In 12 games, Johnson averaged 12.7 points on 49.5 percent shooting - including 39.5 percent from the 3-point line. Defensively, the sophomore collected 2.3 steals per game.
In Pac-12 action, the 6-3 guard's numbers are down to 10.8 points, 41.6 percent shooting - 31.5 percent beyond the arc - and 1.8 steals in 18 contests. Battling an illness of his own for part of the stretch, Johnson scored below double figures in five consecutive games from Feb. 2-17, attempted five shots or less in four of the games and swiped four of his eight steals in one of the contests.
Arizona is a better team when it does not have to solely rely on its stagnant halfcourt offense, and Johnson's honorable-mention-worthy defense creates easy transition opportunities.
What may send Arizona home early
The Wildcats have made games more of an adventure than they have to be since conference play started in January.
For as much as head coach Sean Miller points to the defensive end of the floor - and it was bad, at times - UA can be puzzling on offense, too. Forget about the arguments revolving around not having a true point guard. The shot selection of several perimeter players and turnover issues this season have been just as guilty.

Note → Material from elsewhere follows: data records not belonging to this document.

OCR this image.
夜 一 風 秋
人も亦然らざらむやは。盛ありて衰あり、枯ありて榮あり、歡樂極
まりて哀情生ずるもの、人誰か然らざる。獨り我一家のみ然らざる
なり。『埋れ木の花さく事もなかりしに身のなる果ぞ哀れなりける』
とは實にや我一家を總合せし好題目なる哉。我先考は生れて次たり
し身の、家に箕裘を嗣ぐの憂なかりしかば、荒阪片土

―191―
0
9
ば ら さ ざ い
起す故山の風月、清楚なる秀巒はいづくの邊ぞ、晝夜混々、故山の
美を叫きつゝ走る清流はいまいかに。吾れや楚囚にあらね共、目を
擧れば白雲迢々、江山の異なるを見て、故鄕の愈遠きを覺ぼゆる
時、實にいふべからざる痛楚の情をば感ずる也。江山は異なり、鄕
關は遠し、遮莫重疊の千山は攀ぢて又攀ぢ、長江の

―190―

Only ASU (647) and Wazzu (642) attempted more 3-pointers than Arizona (631) in the Pac-12. Only one other team - Stanford (582) - attempted more than 500 this season. Although the trigger-happy 'Cats were the league's second-best team from long range (36.3 percent), there were several ill-advised shots early in the clock and/or contested that killed possessions.
The Wildcats are the second-best free-throw shooting team at 74.4 percent and the easiest way to get to the line is by attacking the basket. In a tournament where every possession could be important, smart decision-making will be necessary.